1161. MAKALAH : Tulisan kami untuk mengingatkan adanya hasutan atau ghazwul fikri

Dalam beberapa tulisan berturut-turut pada
http://mutiarazuhud.wordpress.com/2012/02/19/dipengaruhi-oleh-paganisme/
http://mutiarazuhud.wordpress.com/2012/02/19/asal-kaum-khawarij/
http://mutiarazuhud.wordpress.com/2012/02/21/ada-tanpa-tempat/ http://mutiarazuhud.wordpress.com/2012/02/21/upaya-takwil/
Telah  diuraikan bagaimana akibat hasutan atau ghazwul fikri (perang  pemahaman) yang dilancarkan oleh kaum Zionis Yahudi agar kaum muslim  memahami Al Qur’an dan As Sunnah dengan belajar sendiri (otodidak)  melalui muthola’ah (menelaah kitab) dengan akal pikiran masing-masing  tanpa mempedulikan pemahaman pemimpin ijtihad kaum muslim  (Imam  Mujtahid Mutlak) yakni Imam Mazhab yang empat dan pemahaman ulama para  pengikut Imam Mazhab yang empat yang termasuk  ulama-ulama  bersanad  ilmu atau bersanad guru tersambung kepada Rasulullah shallallahu alaihi  wasallam.

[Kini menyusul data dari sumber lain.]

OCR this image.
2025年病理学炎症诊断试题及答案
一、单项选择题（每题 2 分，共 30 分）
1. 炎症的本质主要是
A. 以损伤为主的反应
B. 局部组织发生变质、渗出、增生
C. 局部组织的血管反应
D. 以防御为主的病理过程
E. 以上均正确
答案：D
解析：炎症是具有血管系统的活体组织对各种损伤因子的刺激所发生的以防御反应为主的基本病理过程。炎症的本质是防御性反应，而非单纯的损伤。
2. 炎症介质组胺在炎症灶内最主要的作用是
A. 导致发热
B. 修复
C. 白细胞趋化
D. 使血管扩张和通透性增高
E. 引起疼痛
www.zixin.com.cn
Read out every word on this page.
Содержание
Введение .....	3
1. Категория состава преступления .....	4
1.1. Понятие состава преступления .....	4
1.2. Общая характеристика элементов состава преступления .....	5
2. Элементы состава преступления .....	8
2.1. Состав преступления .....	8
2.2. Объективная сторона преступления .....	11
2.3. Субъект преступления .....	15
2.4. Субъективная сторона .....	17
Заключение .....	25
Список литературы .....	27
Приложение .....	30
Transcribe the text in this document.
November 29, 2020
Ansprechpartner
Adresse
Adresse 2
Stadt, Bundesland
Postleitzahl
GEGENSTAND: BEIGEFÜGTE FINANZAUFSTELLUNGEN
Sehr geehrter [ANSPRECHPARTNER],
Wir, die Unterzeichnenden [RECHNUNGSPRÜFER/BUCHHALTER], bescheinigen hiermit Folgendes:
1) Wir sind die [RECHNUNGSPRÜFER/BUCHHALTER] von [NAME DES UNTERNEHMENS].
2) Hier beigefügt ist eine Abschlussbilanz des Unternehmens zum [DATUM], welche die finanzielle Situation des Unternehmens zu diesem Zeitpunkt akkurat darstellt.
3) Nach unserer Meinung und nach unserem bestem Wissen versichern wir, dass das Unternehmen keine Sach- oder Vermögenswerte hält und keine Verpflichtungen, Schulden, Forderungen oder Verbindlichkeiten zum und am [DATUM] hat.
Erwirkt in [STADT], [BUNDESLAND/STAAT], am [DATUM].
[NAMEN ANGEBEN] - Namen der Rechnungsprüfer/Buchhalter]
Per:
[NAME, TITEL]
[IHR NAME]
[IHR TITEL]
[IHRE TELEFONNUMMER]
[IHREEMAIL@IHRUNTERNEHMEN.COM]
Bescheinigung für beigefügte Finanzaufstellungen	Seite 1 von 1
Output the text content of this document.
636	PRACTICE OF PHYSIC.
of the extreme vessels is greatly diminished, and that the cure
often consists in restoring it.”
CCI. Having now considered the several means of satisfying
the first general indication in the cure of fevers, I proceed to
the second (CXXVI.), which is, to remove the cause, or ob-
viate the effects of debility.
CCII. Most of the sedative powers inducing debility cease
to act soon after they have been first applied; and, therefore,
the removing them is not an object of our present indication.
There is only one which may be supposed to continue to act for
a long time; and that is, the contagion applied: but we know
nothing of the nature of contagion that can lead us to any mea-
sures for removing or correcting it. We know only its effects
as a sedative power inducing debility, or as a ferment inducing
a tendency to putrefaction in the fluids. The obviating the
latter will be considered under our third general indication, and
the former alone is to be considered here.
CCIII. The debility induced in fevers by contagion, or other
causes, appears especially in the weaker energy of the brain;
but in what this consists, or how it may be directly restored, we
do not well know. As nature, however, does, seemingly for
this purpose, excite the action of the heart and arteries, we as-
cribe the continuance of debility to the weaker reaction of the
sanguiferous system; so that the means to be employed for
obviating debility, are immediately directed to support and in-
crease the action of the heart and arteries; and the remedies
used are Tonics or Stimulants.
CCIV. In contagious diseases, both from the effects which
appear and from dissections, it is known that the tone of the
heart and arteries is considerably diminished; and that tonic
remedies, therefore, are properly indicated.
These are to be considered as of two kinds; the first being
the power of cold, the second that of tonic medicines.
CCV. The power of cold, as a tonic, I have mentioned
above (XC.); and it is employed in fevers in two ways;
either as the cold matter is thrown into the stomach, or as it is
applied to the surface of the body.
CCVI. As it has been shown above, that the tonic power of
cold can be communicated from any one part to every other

Salah seorang ulama keturunan cucu Rasulullah, Habib Munzir mengatakan, “Orang  yang berguru tidak kepada guru tapi kepada buku saja maka ia tidak akan  menemui kesalahannya karena buku tidak bisa menegur tapi kalau guru  bisa menegur jika ia salah atau jika ia tak faham ia bisa bertanya, tapi  kalau buku jika ia tak faham ia hanya terikat dengan pemahaman dirinya,  maka oleh sebab itu jadi tidak boleh baca dari buku, tentunya boleh  baca buku apa saja boleh, namun kita harus mempunyai satu guru yang kita  bisa tanya jika kita mendapatkan masalah”
Asy-Syeikh as-Sayyid Yusuf Bakhour al-Hasani menyampaikan bahwa “maksud  dari pengijazahan sanad itu adalah agar kamu menghafazh bukan sekadar  untuk meriwayatkan tetapi juga untuk meneladani orang yang kamu  mengambil sanad daripadanya, dan orang yang kamu ambil sanadnya itu juga  meneladani orang yang di atas di mana dia mengambil sanad daripadanya  dan begitulah seterusnya hingga berujung kepada kamu meneladani  Rasulullah shallallahu ‘alaihi wasallam. Dengan demikian, keterjagaan  al-Qur’an itu benar-benar sempurna baik secara lafazh, makna dan  pengamalan“
Para ulama telah menyampaikan bahwa  jika memahami Al Qur’an dan As  Sunnah dengan belajar sendiri (secara  otodidak)  melalui cara muthola’ah  (menelaah kitab) dan memahaminya  dengan akal pikiran sendiri,  kemungkinan besar akan berakibat negative  seperti,
1. Ibadah fasidah (ibadah yang rusak) , ibadah yang kehilangan ruhnya atau aspek bathin
2. Tasybihillah Bikholqihi , penyerupaan Allah dengan makhluq Nya.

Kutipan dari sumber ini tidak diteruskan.